Bankole Johnson, a professor in the psychiatry and pharmacology departments of the University of Texas Health Science Center in San Antonio, conducted the study, which is reported in the August issue of Alcoholism: Clinical and Experimental Research.
The participants were 150 people aged 21-65 (107 men and 43 women) who were diagnosed with alcohol dependence. Heavy alcohol consumption is considered more than 14 standard drinks per week for men and more than seven per week for women.
Upon enrolling in the study, the women said they drank at least 21 standard drinks per week; the men reported consuming at least 35 standard drinks weekly.
A standard alcoholic drink contains approximately 12 grams of alcohol, which is equivalent to 12 fluid ounces of beer, 5 fluid ounces of wine, 3.5 fluid ounces of fortified wine (e.g., sherry or port), or 1.5 fluid ounces of liquor.
In the study participants were given either a placebo or received Topamax in doses rising from 25 milligrams to 300 milligrams per day for 12 weeks. Participants reported their drinking and alcohol cravings. Blood tests were done every three weeks to flag heavy drinking.
"Topamax was significantly more effective than placebo with regard to all self-reported drinking and craving," writes Johnson. The blood tests backed up the participants' reports, showing decreasing levels of a chemical that indicates heavy drinking.
The drug was "safe and well tolerated in alcohol-dependent individuals," writes Johnson. He says side effects occurred more frequently in the Topamax group and include mild to moderate dizziness, tingling skin, impaired memory or concentration, weight loss, and slowed psychomotor skills.
Few Other Medications
Currently, only two alcoholism drugs are available in the U.S., but recently the FDA has approved more, which are expected to be available later this year.
Topamax takes a different approach from those treatments.
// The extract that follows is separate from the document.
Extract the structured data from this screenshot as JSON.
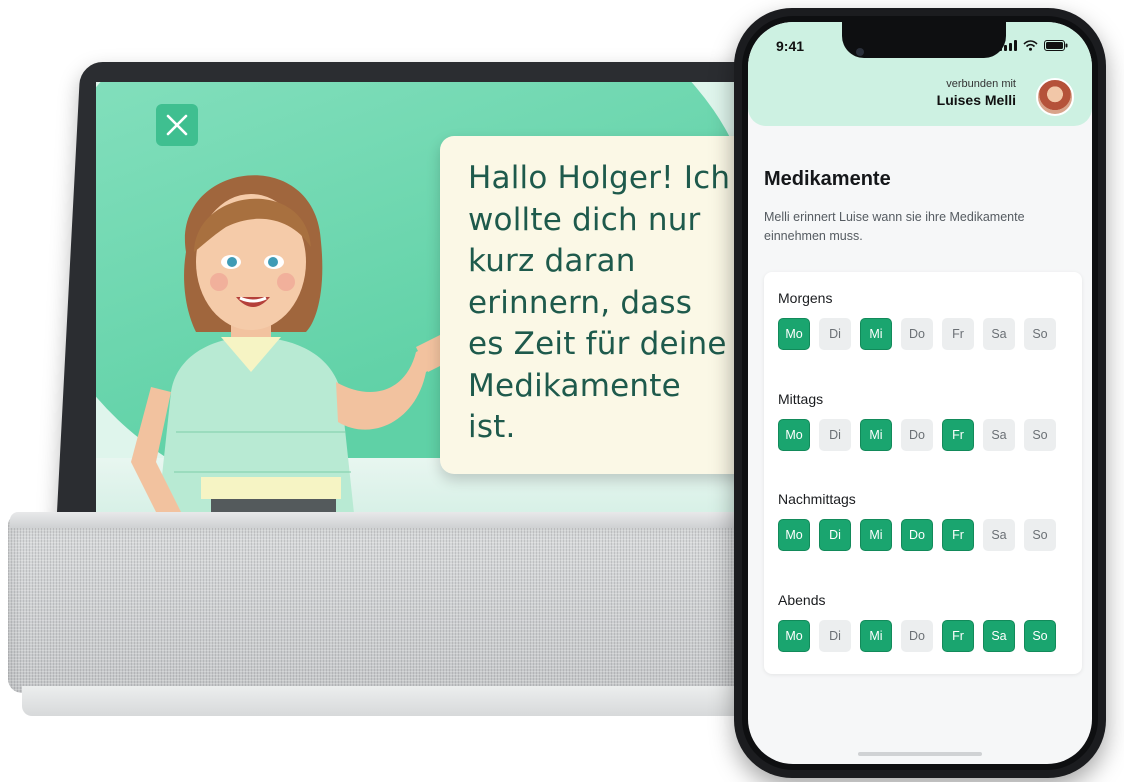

It targets several key sites in the brain to decrease the release of dopamine -- the "feel-good" brain chemical linked to alcohol's rewarding effects, including cravings.
One of the study's main findings was that Topamax works on people who are in the midst of their problems with alcohol.
"Most alcoholics seek help while they are still drinking and wish to quit, not when they are abstinent," says Johnson in a news release. "[Topamax] can serve to deliver treatment when it is needed most -- at the point of crisis when the patient is still drinking and looking for help to quit."
A larger study of Topamax is underway, writes Johnson.